A sytuacja, akurat dla Delaney'a, bywa czasami wyjątkowo trudna. 29-latek cierpi bowiem na daltonizm. Nie odróżnia przede wszystkim koloru czerwonego i zielonego. To spowodowało, że chociażby we wspomnianym meczu z Meksykiem, miał kłopot by rozpoznać kolegów z zespołu.

- Zwykle stroje różnią się chociażby spodenkami, ale w tamtym meczu oba komplety były białe, co jeszcze komplikowało sprawę. Musiałem rozpoznawać kolegów po twarzach, ale musiałem robić to szybko, by nie stracić piłki. Gdy ludzie są blisko, da się ich rozpoznać, ale gdy są dalej, a tempo gry jest wysokie, jest to trudniejsze - wyznał zawodnik w rozmowie z DPA.

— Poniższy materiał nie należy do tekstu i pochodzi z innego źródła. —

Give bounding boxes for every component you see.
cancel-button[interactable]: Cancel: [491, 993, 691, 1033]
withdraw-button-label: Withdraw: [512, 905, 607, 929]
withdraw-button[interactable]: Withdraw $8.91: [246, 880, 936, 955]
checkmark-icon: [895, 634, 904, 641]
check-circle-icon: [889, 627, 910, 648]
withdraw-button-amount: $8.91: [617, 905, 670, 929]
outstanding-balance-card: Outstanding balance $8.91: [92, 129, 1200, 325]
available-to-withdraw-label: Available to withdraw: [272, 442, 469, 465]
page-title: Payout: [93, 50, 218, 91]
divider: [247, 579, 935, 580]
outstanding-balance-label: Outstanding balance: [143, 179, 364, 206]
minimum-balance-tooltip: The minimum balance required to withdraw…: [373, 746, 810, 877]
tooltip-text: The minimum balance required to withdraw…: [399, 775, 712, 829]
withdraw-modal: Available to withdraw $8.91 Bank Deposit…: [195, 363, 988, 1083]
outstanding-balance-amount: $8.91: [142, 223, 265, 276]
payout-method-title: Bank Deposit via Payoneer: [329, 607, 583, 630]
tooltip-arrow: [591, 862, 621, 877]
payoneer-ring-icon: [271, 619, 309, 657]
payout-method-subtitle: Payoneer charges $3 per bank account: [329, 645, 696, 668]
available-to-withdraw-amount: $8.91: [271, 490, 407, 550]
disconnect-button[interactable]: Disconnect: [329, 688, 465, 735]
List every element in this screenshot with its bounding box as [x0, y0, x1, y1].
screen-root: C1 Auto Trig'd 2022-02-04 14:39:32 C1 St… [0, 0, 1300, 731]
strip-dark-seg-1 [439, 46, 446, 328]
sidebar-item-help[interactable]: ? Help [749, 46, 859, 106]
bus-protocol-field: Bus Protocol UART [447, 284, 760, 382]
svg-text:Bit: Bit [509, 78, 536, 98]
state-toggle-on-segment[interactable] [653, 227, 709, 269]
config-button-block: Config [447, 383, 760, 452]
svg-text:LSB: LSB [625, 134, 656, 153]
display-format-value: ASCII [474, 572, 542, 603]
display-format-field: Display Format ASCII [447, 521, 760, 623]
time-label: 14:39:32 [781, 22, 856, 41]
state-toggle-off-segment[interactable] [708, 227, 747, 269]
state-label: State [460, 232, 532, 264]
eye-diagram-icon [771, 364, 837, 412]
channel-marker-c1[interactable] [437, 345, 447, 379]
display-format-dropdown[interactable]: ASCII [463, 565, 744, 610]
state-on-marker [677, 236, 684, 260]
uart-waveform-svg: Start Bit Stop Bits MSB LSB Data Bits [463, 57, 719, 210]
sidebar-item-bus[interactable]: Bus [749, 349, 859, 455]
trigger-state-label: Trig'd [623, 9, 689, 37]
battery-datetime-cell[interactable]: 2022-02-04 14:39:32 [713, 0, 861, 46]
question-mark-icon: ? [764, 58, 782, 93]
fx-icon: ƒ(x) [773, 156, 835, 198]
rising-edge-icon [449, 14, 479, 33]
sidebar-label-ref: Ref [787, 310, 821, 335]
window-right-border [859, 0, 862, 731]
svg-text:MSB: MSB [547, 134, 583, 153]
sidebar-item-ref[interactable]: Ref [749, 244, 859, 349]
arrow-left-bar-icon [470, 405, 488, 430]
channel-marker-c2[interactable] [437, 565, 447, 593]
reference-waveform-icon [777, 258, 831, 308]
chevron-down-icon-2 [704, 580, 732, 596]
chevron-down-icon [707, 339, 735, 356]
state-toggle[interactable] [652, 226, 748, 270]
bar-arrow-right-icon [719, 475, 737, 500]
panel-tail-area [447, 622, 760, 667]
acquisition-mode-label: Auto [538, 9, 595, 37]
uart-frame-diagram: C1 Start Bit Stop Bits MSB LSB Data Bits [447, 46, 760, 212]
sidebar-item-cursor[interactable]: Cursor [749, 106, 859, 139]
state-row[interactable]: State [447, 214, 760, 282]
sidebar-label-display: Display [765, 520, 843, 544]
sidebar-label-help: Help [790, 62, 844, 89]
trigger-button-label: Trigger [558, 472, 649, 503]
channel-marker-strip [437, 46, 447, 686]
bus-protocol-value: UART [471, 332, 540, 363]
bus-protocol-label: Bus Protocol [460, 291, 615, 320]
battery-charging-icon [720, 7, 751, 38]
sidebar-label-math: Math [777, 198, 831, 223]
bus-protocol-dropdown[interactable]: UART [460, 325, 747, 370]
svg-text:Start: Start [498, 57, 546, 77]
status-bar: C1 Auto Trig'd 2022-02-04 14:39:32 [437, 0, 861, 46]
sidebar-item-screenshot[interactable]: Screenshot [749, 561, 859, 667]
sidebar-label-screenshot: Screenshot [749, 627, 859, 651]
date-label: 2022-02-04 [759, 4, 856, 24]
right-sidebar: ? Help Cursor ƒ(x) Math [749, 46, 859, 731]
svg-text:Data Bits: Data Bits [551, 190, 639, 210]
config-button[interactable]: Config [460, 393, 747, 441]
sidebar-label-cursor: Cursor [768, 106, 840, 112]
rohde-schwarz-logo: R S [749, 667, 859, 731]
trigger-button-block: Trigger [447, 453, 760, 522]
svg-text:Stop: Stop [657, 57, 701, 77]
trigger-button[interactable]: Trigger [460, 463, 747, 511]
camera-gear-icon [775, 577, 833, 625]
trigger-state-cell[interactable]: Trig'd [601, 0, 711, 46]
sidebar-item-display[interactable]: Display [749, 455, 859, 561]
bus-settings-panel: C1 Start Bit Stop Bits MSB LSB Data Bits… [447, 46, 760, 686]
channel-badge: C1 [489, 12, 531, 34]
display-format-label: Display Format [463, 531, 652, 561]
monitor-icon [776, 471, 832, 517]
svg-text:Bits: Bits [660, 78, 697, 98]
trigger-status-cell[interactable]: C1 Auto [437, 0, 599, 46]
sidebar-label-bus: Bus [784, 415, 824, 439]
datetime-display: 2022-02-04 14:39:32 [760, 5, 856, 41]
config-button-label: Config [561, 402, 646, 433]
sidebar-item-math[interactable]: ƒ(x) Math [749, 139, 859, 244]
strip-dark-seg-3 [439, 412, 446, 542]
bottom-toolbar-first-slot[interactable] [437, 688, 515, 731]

Ogromne znaczenie dla sprawy

O sytuacji Delaney'a świat dowiedział się w 2018 roku. Na kilka dni przed mundialem w Rosji, piłkarz wykonał telefon do trzeciego programu duńskiego radia. Chciał nim wesprzeć fana, który żalił się, że nie był w stanie rozróżnić koszulek w meczu Duńczyków z Meksykiem.

- Nazywam się Thomas. Cierpię na ślepotę barw. Pewnego dnia na boisku trudno mi było dostrzec, kto jest w mojej drużynie, a kto jest w przeciwnej - powiedział zawodnik na antenie.

Wówczas jeszcze nikt nie miał pojęcia, kto właśnie dodzwonił się do radia. Prowadzący audycję dziennikarz dopytywał zatem, gdzie gra jego rozmówca. Odpowiedź mogła nieco zaskoczyć.

- W duńskiej drużynie narodowej - odparł Delaney.

Piłkarz momentalnie stał się niepisanym ambasadorem wszystkich zmagających się z chorobą osób. Jego otwartość, na łamach BBC, chwaliła m.in. Kathryn Albany-Ward, założycielka brytyjskiej organizacji Awareness of the Color Blind".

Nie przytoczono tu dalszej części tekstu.